Nitro derivatives are important starting products in organic synthesis, in which they are generally used as precursors of amino derivatives. Many aromatic nitro derivatives are commercially available or easily obtainable by nitration of suitable aromatic precursors. Aliphatic nitro derivatives are easily accessible by Michael or Henry reactions.
The reduction of nitro derivatives to amines is typically carried out by catalytic hydrogenation (Chem. Rev. 1996, 96, 2035-2052) or by various other processes, such as sodium borohydride in the presence of a catalyst (Catal. Lett. 2008, 123, 264-268), or hydrazine activated with a suitable catalyst (Adv. Synth. Catal. 2007), metals such as zinc or tin (Tetrahedron Lett. 2003, 44, 7783-7787.C), and also processes that use samarium iodide (J. Org. Chem. 2001, 66, 919-924) and complexes of molybdenum and palladium (Org. Lett. 2005, 7, 5087-5090), to name but a few.
Known catalytic systems suffer from various problems. For example, in the case of organometallic catalysts, the use of precious metals is often required, so they primarily involve a cost problem; moreover, any problems of contamination of the products with metal species and problems of disposal and suitable treatment of wastewater must be considered, as they represent serious obstacles to the use of these catalytic systems, for example in the preparation of organic compounds of potential pharmaceutical interest.
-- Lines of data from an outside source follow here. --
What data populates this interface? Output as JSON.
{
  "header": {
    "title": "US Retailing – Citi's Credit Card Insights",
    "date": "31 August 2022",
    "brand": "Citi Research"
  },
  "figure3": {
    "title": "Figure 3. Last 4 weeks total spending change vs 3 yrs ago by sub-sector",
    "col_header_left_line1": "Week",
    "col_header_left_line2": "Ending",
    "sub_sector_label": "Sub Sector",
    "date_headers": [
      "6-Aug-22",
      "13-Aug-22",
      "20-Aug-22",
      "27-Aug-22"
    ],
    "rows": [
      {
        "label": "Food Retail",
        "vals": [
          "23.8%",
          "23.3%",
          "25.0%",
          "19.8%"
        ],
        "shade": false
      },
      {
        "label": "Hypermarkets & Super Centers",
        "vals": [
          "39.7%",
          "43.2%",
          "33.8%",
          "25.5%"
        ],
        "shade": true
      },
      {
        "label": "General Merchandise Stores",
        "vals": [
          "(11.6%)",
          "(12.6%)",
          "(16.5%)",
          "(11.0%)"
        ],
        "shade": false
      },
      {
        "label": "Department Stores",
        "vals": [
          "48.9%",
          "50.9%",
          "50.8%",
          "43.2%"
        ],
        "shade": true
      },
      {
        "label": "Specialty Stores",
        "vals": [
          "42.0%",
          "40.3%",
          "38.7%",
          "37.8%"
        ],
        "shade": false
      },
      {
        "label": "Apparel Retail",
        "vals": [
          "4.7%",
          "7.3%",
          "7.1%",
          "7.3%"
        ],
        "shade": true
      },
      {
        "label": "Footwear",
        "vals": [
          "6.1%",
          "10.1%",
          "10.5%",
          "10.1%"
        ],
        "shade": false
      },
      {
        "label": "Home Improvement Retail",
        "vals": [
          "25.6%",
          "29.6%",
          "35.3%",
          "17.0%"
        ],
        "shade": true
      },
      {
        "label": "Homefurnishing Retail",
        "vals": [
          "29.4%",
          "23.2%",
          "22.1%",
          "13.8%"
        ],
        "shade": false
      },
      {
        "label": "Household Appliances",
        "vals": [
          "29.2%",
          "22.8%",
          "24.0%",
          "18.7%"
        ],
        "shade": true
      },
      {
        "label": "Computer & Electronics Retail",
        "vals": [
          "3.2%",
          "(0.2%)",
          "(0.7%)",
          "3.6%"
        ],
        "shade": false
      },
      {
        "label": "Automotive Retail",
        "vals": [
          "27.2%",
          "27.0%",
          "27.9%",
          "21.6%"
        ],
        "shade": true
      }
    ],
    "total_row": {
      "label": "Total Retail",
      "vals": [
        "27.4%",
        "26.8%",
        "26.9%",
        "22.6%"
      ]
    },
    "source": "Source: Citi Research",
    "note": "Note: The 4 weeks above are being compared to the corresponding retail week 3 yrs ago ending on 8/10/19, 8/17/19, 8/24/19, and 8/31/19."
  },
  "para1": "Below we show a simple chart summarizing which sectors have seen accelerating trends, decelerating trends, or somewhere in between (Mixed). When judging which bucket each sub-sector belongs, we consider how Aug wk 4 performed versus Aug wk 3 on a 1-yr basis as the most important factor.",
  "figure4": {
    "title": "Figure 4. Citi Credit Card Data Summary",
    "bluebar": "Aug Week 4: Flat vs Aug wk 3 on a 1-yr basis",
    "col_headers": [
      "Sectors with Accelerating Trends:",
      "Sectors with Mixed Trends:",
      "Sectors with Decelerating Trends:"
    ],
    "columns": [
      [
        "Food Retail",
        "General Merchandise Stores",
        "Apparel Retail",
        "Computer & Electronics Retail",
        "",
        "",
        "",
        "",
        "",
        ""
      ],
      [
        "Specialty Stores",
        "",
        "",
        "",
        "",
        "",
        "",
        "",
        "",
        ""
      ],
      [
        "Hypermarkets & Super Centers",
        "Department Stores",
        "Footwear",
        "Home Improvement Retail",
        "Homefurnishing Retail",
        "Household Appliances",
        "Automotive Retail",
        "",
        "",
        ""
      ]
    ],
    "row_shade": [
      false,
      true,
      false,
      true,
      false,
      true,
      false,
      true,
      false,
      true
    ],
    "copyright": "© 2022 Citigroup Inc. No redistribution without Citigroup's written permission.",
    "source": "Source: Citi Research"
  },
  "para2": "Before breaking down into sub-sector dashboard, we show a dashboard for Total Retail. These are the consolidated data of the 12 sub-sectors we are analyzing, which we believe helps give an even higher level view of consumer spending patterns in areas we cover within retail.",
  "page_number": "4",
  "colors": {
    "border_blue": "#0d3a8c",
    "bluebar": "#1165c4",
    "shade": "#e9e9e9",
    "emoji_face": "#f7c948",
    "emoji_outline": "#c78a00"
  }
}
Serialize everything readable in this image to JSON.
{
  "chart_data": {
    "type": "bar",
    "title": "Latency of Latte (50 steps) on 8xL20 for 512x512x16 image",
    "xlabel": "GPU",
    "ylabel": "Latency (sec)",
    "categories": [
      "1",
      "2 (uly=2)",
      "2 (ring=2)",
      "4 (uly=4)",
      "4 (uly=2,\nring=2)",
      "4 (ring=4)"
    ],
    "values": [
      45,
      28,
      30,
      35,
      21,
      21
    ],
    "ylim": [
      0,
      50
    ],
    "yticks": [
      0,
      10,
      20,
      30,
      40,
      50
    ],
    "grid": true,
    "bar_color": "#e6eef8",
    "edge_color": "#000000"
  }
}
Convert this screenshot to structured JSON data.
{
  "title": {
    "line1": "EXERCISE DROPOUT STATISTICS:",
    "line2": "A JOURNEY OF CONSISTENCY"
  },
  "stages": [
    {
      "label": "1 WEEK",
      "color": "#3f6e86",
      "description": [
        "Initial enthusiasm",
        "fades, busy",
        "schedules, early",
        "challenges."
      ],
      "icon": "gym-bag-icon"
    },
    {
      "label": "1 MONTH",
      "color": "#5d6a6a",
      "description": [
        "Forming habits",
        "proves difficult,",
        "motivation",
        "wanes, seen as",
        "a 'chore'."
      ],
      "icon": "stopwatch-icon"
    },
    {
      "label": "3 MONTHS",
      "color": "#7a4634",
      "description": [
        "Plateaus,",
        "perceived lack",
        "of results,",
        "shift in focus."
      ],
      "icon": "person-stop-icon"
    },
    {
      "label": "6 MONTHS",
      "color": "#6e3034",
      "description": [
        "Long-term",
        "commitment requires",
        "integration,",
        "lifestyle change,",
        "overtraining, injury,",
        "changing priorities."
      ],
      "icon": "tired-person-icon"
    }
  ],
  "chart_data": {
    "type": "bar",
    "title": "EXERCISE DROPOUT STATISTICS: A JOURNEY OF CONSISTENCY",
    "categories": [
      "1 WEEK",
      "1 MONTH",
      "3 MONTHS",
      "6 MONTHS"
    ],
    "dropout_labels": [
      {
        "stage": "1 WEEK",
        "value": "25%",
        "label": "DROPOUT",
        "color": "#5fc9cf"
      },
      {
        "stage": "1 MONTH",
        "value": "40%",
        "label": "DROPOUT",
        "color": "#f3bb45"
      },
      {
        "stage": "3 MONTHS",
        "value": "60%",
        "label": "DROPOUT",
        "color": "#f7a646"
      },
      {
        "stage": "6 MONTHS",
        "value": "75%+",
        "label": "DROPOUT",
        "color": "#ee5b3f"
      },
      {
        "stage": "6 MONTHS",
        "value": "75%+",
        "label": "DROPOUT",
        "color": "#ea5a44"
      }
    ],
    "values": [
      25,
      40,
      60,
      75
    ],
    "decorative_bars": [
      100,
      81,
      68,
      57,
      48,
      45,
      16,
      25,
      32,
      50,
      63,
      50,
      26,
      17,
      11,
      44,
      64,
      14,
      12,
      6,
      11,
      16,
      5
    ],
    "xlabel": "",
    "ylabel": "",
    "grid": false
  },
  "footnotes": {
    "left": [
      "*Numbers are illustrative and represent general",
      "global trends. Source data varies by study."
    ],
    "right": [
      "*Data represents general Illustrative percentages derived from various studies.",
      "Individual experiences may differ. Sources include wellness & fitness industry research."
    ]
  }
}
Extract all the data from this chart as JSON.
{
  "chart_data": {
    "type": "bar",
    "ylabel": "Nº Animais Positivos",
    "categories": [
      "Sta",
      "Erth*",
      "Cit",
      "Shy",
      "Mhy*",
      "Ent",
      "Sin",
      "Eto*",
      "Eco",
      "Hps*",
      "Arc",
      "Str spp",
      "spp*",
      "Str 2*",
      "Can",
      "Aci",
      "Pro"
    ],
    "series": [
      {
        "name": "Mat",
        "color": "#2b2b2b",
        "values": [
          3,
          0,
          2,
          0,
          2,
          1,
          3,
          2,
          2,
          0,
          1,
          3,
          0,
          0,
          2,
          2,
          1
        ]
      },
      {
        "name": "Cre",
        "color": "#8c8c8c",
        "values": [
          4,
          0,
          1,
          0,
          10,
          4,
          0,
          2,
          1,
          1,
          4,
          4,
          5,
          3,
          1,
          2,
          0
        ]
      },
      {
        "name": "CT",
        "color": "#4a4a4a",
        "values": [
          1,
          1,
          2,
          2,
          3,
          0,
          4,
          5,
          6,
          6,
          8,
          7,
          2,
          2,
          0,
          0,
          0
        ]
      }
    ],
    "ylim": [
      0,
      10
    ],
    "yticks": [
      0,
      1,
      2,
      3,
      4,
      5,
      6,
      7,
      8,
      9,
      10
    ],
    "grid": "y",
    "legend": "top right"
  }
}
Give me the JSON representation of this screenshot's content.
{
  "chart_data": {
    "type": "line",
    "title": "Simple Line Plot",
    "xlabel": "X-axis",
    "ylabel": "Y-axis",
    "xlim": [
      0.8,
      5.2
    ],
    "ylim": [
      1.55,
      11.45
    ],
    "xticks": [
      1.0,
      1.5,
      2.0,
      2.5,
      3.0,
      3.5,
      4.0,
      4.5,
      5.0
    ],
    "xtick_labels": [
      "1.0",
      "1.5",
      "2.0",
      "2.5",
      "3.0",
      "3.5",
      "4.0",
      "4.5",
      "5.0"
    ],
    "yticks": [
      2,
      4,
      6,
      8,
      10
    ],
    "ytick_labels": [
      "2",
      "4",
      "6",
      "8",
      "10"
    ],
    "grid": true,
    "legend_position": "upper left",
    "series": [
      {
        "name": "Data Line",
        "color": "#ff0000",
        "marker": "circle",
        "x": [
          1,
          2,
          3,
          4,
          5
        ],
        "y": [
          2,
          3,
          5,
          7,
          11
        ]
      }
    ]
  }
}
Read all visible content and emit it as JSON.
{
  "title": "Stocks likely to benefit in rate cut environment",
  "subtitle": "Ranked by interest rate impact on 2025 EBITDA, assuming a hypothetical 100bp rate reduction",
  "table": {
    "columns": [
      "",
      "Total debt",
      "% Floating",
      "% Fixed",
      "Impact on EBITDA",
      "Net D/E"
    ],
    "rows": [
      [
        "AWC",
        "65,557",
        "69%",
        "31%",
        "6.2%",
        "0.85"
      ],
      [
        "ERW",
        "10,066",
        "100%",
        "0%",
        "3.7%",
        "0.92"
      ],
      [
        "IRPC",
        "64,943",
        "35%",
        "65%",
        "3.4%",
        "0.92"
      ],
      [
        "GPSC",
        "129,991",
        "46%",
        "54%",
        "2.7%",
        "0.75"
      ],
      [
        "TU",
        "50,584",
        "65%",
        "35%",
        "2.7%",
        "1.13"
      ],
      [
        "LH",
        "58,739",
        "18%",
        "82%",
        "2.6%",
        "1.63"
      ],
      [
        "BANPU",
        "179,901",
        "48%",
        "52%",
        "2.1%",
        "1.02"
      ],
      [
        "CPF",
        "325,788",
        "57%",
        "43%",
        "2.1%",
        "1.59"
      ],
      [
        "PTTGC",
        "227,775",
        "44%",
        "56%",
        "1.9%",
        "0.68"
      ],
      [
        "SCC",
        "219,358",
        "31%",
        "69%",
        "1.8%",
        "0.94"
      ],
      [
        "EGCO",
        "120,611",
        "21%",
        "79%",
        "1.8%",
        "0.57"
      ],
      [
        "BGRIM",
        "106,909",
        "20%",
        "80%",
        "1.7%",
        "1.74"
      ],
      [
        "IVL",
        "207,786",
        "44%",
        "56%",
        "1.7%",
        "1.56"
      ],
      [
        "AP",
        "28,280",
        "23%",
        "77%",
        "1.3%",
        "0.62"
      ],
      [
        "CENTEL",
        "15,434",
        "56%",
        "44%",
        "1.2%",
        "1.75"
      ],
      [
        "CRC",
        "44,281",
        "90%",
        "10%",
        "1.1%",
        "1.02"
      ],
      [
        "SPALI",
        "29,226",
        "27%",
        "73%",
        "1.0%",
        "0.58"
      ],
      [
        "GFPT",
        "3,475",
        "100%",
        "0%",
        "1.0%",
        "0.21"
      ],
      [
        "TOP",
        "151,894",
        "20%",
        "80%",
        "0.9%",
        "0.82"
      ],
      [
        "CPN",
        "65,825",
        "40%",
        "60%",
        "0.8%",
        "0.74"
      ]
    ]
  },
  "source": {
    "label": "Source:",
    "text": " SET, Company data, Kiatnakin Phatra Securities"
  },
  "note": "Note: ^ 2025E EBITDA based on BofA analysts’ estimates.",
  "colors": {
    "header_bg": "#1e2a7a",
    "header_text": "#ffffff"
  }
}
In addition, it should be borne in mind that nearly all catalytic systems involve hydrogenation as the reduction process, and consequently require specific equipment.
Alternative processes are based on the use of tin salts, the toxicity of which obviously involves serious problems relating to the wastewater disposal processes and potential pollution of the reaction products.
In the case of the known catalysts, their synthesis is often not immediate and requires a synthesis sequence that can include a number of steps, which means that these molecules are neither cheap nor readily available.
In any event, all the existing processes suffer from a lack of general applicability and chemoselectivity problems towards the functional groups present in the substrate.
There is consequently great interest in identifying new processes of reducing nitro derivatives to amines, in particular for the development of new sustainable methodologies (U. Sharma, P. K. Verma, N. K. V. Kumar, M. Bala, B. Singh, Chem. Eur. J. 2011, 17, 5903) which are also economical; in this context, attention is mainly focusing on reduction processes alternative to hydrogenation, with non-toxic reagents, low environmental impact and no metals, especially by companies interested in synthesising organic molecules, including complex ones, which may be chiral or non-chiral, but are characterised by the presence of a plurality of functional groups, whose handling certainly requires the use of highly chemoselective methodologies.
Silyl hydrides (silanes) are compounds with low toxicity and limited costs that contain a silicon-hydrogen bond. Silane derivatives have been used for the reduction of nitroarenes in reactions that proceed in an incomplete way, with low yields (Zh. Obshch. Khim, 1972, 42, 176-180; Dokl. Akad. Nauk., 1970, 195, 352-355). Triethylsilane combined with the Wilkinson catalyst (RhCl(PPh3)3) has been used for the reduction of aromatic nitro derivatives to aniline (Synth. Comm. 1996, 26, 973-980), while in situ generation of molecular hydrogen by adding triethylsilane to palladium on carbon generates the reduction of nitro groups under neutral conditions (J. Org. Chem., 2007, 72, 6599-6601). Aliphatic nitro derivatives are reduced to the corresponding hydroxylamines with triethylsilane in the presence of Pd(OAc)2 (Org. Lett., 2005, 7, 5087-5090).
Trichlorosilane is a very low-cost reagent which is widely used as a reducing agent for other substrates (M. Benaglia, S. Guizzetti, L. Pignataro, Coord. Chem. Rev. 2008, 252, 492). The use of this reagent in the presence of Lewis bases, as agent for the reduction of the double carbon-nitrogen bond, e.g. of imines and ketoimines, to give the corresponding amino compounds, has been described in the literature (S. Guizzetti, M. Benaglia, Eur. J. Org. Chem., 2010, 5529-5541). The use of trichlorosilane for the reduction of nitro derivatives is not known.